Von allen Veränderungen, die seit Hegel eintraten, wiegen Verfall und Untergang des substantiellen Staates am schwersten. Philosophie hat, wenn man von den singulären Bedingungen der Philosophen im 17. und 18. Jahrhundert absieht, ohne den Zusammenhalt mit einer das Substantiell-Allgemeine verbindlich verkörpernden Institution, nur die Wahl, sich zum Träger des revolutionären Gedankens zu machen, was heute problematisch geworden ist, oder sich als Träger der Vernunft des christlichen Glaubens in einer Welt zu begreifen, in der das Schicksal der Vernunft unlösbar mit eben diesem Glauben verknüpft ist. Oder Philosophie muß sich damit bescheiden, unter den Bedingungen des Zerfalls substantieller politischer Institutionen, das Bewußtsein wach zu erhalten, daß auf sie nicht verzichtet werden kann. Philosophie muß unter eben diesen Bedingungen des Ausfalls substantieller politischer Institutionen ihres postulativen Charakters geständig sein.
Sie kann sagen: wenn ihr Freiheit und Selbsterhaltung wirklich wollt, und damit wollt, daß Zukunft mehr ist als eine bloße Hoffnung, dann könnt ihr beides nur unter den Bedingungen haben, die auszumachen Philosophie als Sachwalter latenter Vernunft kraft ihrer eigenen Tradition verpflichtet ist und von denen sie selbst eine der wesentlichsten darstellt. Sie kann und muß weiter den konkreten und vielfältigen Formen und Gestalten der Praxis vorausdenken, durch welche die ermittelten Bedingungen möglicher Freiheit verwirklicht werden können. Die Kantsche Bestimmung des Philosophen als eines Lehrers des Ideals wird ihr von neuem ehrwürdig erscheinen, wie die platonische Philosophie, der diese Bestimmung sich verdankt.
Es ist ja nicht zufällig, daß die verschiedensten Formen eines erneuerten Marxismus immer wieder den Zusammenhang mit Kant herzustellen versuchen. Der Rückgang auf Kant bietet sich an, weil der für Kantische Philosophie spezifische Dualismus von Form und Inhalt, von Sein und Sollen der geschichtlichen Situation der gegenwärtigen Theorie des Marxismus entspricht.

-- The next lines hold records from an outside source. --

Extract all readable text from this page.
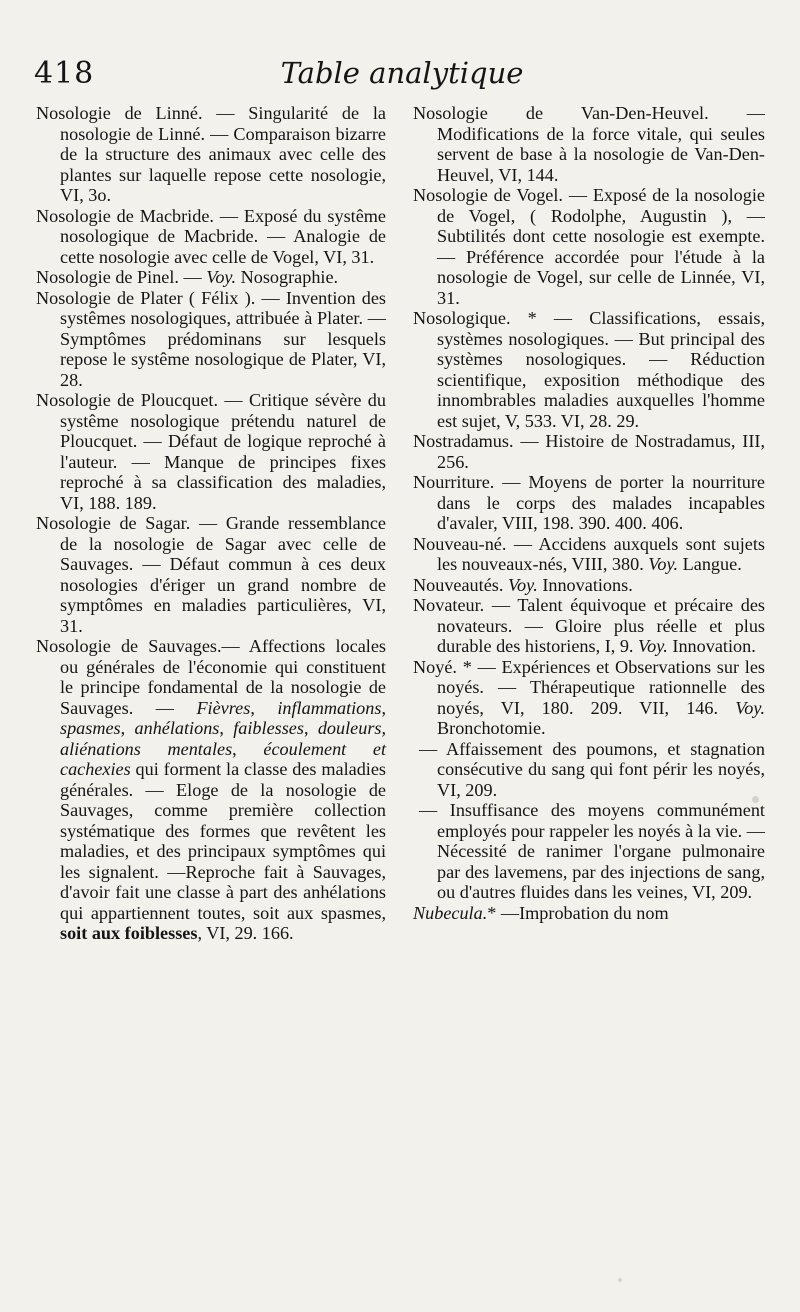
418	Table analytique

Nosologie de Linné. — Singularité de la nosologie de Linné. — Comparaison bizarre de la structure des animaux avec celle des plantes sur laquelle repose cette nosologie, VI, 3o.

Nosologie de Macbride. — Exposé du systême nosologique de Macbride. — Analogie de cette nosologie avec celle de Vogel, VI, 31.

Nosologie de Pinel. — Voy. Nosographie.

Nosologie de Plater ( Félix ). — Invention des systêmes nosologiques, attribuée à Plater. — Symptômes prédominans sur lesquels repose le systême nosologique de Plater, VI, 28.

Nosologie de Ploucquet. — Critique sévère du systême nosologique prétendu naturel de Ploucquet. — Défaut de logique reproché à l'auteur. — Manque de principes fixes reproché à sa classification des maladies, VI, 188. 189.

Nosologie de Sagar. — Grande ressemblance de la nosologie de Sagar avec celle de Sauvages. — Défaut commun à ces deux nosologies d'ériger un grand nombre de symptômes en maladies particulières, VI, 31.

Nosologie de Sauvages.— Affections locales ou générales de l'économie qui constituent le principe fondamental de la nosologie de Sauvages. — Fièvres, inflammations, spasmes, anhélations, faiblesses, douleurs, aliénations mentales, écoulement et cachexies qui forment la classe des maladies générales. — Eloge de la nosologie de Sauvages, comme première collection systématique des formes que revêtent les maladies, et des principaux symptômes qui les signalent. —Reproche fait à Sauvages, d'avoir fait une classe à part des anhélations qui appartiennent toutes, soit aux spasmes, soit aux foiblesses, VI, 29. 166.

Nosologie de Van-Den-Heuvel. — Modifications de la force vitale, qui seules servent de base à la nosologie de Van-Den-Heuvel, VI, 144.

Nosologie de Vogel. — Exposé de la nosologie de Vogel, ( Rodolphe, Augustin ), — Subtilités dont cette nosologie est exempte. — Préférence accordée pour l'étude à la nosologie de Vogel, sur celle de Linnée, VI, 31.

Nosologique. * — Classifications, essais, systèmes nosologiques. — But principal des systèmes nosologiques. — Réduction scientifique, exposition méthodique des innombrables maladies auxquelles l'homme est sujet, V, 533. VI, 28. 29.

Nostradamus. — Histoire de Nostradamus, III, 256.

Nourriture. — Moyens de porter la nourriture dans le corps des malades incapables d'avaler, VIII, 198. 390. 400. 406.

Nouveau-né. — Accidens auxquels sont sujets les nouveaux-nés, VIII, 380. Voy. Langue.

Nouveautés. Voy. Innovations.

Novateur. — Talent équivoque et précaire des novateurs. — Gloire plus réelle et plus durable des historiens, I, 9. Voy. Innovation.

Noyé. * — Expériences et Observations sur les noyés. — Thérapeutique rationnelle des noyés, VI, 180. 209. VII, 146. Voy. Bronchotomie.

— Affaissement des poumons, et stagnation consécutive du sang qui font périr les noyés, VI, 209.

— Insuffisance des moyens communément employés pour rappeler les noyés à la vie. — Nécessité de ranimer l'organe pulmonaire par des lavemens, par des injections de sang, ou d'autres fluides dans les veines, VI, 209.

Nubecula.* —Improbation du nom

Aber so wie die nachidealistische Philosophie schon wiederholt den Weg von Kant zu Hegel zurücklegte, so wird sich auch dieses Mal die Produktivität und Aktualität Hegelschen Denkens darin bewähren, daß sich der Versuch seiner Philosophie, die Revolution geschichtlich zu begreifen, für die Gegenwart von neuem als Problem stellt. Die Projektion marxistischer Prämissen in die Auslegung vormarxistischer Geschichte erzeugt nicht nur für die Gegenwart typischen Geschichtsnihilismus, von dem Marx selber noch frei war, sondern er macht auch eine Überwindung der Schranken im gegenwärtigen Denken von Emanzipation vollends unmöglich. Es käme daher darauf an, nachmarxistisch den Marxismus als eine Phase in der geschichtlichen Bewegung versuchter Emanzipation zu denken und nicht als ihre Voraussetzung und auch nicht als ihre Bestimmung.